Jeremy Konyndyk said he saw a devastating lack of urgency in the CDC’s approach to fielding a test in the U.S. Konyndyk, who led the government’s response to international disasters as director of the Office of U.S. Foreign Disaster Assistance, said the agency should have moved swiftly in the early weeks of 2020 when the virus overwhelmed the health care system in Wuhan with an avalanche of untreatable pneumonia cases, much like Korean officials did.
“We know that it was floating around in China undetected for some time before we realized they had it,” he said, “so we have to realize it’s a vulnerability here.”
Instead, he said, the CDC tried to create a more complicated test than the WHO’s that could tell the difference among coronaviruses. “It’s a neat idea if it works, but it smacks of letting the perfect be the enemy of the good,” said Konyndyk, now a senior policy fellow at the Center for Global Development, and a sharp critic of the government’s decision making regarding the virus.
“But that’s CDC’s normal standard operating procedure,” he said. “My impression is that it was less a conscious decision that, ‘We don’t like the WHO test and we don’t want to do it,’ and more just, ‘We’re going to do our own test because that’s how we do it.’

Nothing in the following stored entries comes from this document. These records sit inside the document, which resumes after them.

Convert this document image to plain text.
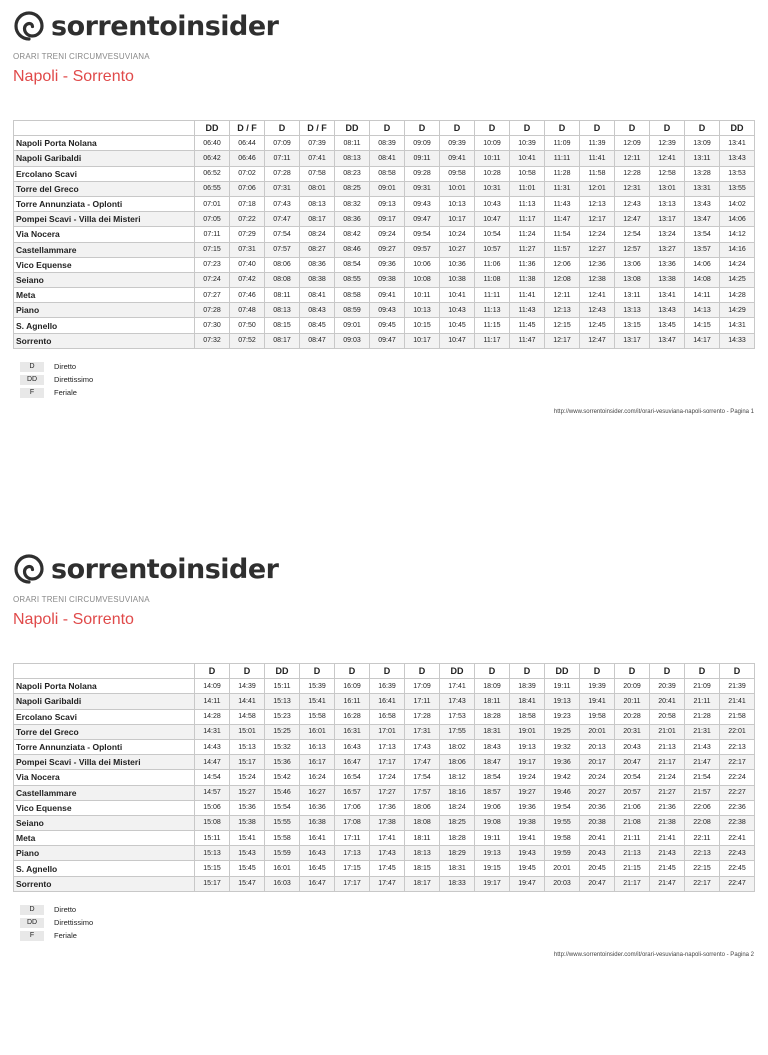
sorrentoinsider
ORARI TRENI CIRCUMVESUVIANA
Napoli - Sorrento
	DD	D / F	D	D / F	DD	D	D	D	D	D	D	D	D	D	D	DD
Napoli Porta Nolana	06:40	06:44	07:09	07:39	08:11	08:39	09:09	09:39	10:09	10:39	11:09	11:39	12:09	12:39	13:09	13:41
Napoli Garibaldi	06:42	06:46	07:11	07:41	08:13	08:41	09:11	09:41	10:11	10:41	11:11	11:41	12:11	12:41	13:11	13:43
Ercolano Scavi	06:52	07:02	07:28	07:58	08:23	08:58	09:28	09:58	10:28	10:58	11:28	11:58	12:28	12:58	13:28	13:53
Torre del Greco	06:55	07:06	07:31	08:01	08:25	09:01	09:31	10:01	10:31	11:01	11:31	12:01	12:31	13:01	13:31	13:55
Torre Annunziata - Oplonti	07:01	07:18	07:43	08:13	08:32	09:13	09:43	10:13	10:43	11:13	11:43	12:13	12:43	13:13	13:43	14:02
Pompei Scavi - Villa dei Misteri	07:05	07:22	07:47	08:17	08:36	09:17	09:47	10:17	10:47	11:17	11:47	12:17	12:47	13:17	13:47	14:06
Via Nocera	07:11	07:29	07:54	08:24	08:42	09:24	09:54	10:24	10:54	11:24	11:54	12:24	12:54	13:24	13:54	14:12
Castellammare	07:15	07:31	07:57	08:27	08:46	09:27	09:57	10:27	10:57	11:27	11:57	12:27	12:57	13:27	13:57	14:16
Vico Equense	07:23	07:40	08:06	08:36	08:54	09:36	10:06	10:36	11:06	11:36	12:06	12:36	13:06	13:36	14:06	14:24
Seiano	07:24	07:42	08:08	08:38	08:55	09:38	10:08	10:38	11:08	11:38	12:08	12:38	13:08	13:38	14:08	14:25
Meta	07:27	07:46	08:11	08:41	08:58	09:41	10:11	10:41	11:11	11:41	12:11	12:41	13:11	13:41	14:11	14:28
Piano	07:28	07:48	08:13	08:43	08:59	09:43	10:13	10:43	11:13	11:43	12:13	12:43	13:13	13:43	14:13	14:29
S. Agnello	07:30	07:50	08:15	08:45	09:01	09:45	10:15	10:45	11:15	11:45	12:15	12:45	13:15	13:45	14:15	14:31
Sorrento	07:32	07:52	08:17	08:47	09:03	09:47	10:17	10:47	11:17	11:47	12:17	12:47	13:17	13:47	14:17	14:33
D	Diretto
DD	Direttissimo
F	Feriale
http://www.sorrentoinsider.com/it/orari-vesuviana-napoli-sorrento - Pagina 1
sorrentoinsider
ORARI TRENI CIRCUMVESUVIANA
Napoli - Sorrento
	D	D	DD	D	D	D	D	DD	D	D	DD	D	D	D	D	D
Napoli Porta Nolana	14:09	14:39	15:11	15:39	16:09	16:39	17:09	17:41	18:09	18:39	19:11	19:39	20:09	20:39	21:09	21:39
Napoli Garibaldi	14:11	14:41	15:13	15:41	16:11	16:41	17:11	17:43	18:11	18:41	19:13	19:41	20:11	20:41	21:11	21:41
Ercolano Scavi	14:28	14:58	15:23	15:58	16:28	16:58	17:28	17:53	18:28	18:58	19:23	19:58	20:28	20:58	21:28	21:58
Torre del Greco	14:31	15:01	15:25	16:01	16:31	17:01	17:31	17:55	18:31	19:01	19:25	20:01	20:31	21:01	21:31	22:01
Torre Annunziata - Oplonti	14:43	15:13	15:32	16:13	16:43	17:13	17:43	18:02	18:43	19:13	19:32	20:13	20:43	21:13	21:43	22:13
Pompei Scavi - Villa dei Misteri	14:47	15:17	15:36	16:17	16:47	17:17	17:47	18:06	18:47	19:17	19:36	20:17	20:47	21:17	21:47	22:17
Via Nocera	14:54	15:24	15:42	16:24	16:54	17:24	17:54	18:12	18:54	19:24	19:42	20:24	20:54	21:24	21:54	22:24
Castellammare	14:57	15:27	15:46	16:27	16:57	17:27	17:57	18:16	18:57	19:27	19:46	20:27	20:57	21:27	21:57	22:27
Vico Equense	15:06	15:36	15:54	16:36	17:06	17:36	18:06	18:24	19:06	19:36	19:54	20:36	21:06	21:36	22:06	22:36
Seiano	15:08	15:38	15:55	16:38	17:08	17:38	18:08	18:25	19:08	19:38	19:55	20:38	21:08	21:38	22:08	22:38
Meta	15:11	15:41	15:58	16:41	17:11	17:41	18:11	18:28	19:11	19:41	19:58	20:41	21:11	21:41	22:11	22:41
Piano	15:13	15:43	15:59	16:43	17:13	17:43	18:13	18:29	19:13	19:43	19:59	20:43	21:13	21:43	22:13	22:43
S. Agnello	15:15	15:45	16:01	16:45	17:15	17:45	18:15	18:31	19:15	19:45	20:01	20:45	21:15	21:45	22:15	22:45
Sorrento	15:17	15:47	16:03	16:47	17:17	17:47	18:17	18:33	19:17	19:47	20:03	20:47	21:17	21:47	22:17	22:47
D	Diretto
DD	Direttissimo
F	Feriale
http://www.sorrentoinsider.com/it/orari-vesuviana-napoli-sorrento - Pagina 2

“I don’t think they saw it as urgent. And this, too, is inexplicable to me. We kept hearing from the administration that it was a low risk to the U.S., and I think they sincerely believed that. And it was low risk in the sense that if you see a forest fire sweeping towards you, burning up every town in its wake, but it’s three towns away, then they’re right, at this moment you’re not at risk of being burned alive.
“But that doesn’t mean you’re at low risk. It’s insane to me that they weren’t thinking of it that way. They were thinking that somehow between those three towns away — and us — there was some sort of fire break that would magically prevent us from being burned alive.”
Agnel Philip, Joshua Kaplan, Joseph Sexton, Nina Martin, Lexi Churchill and Beena Raghavendran contributed reporting.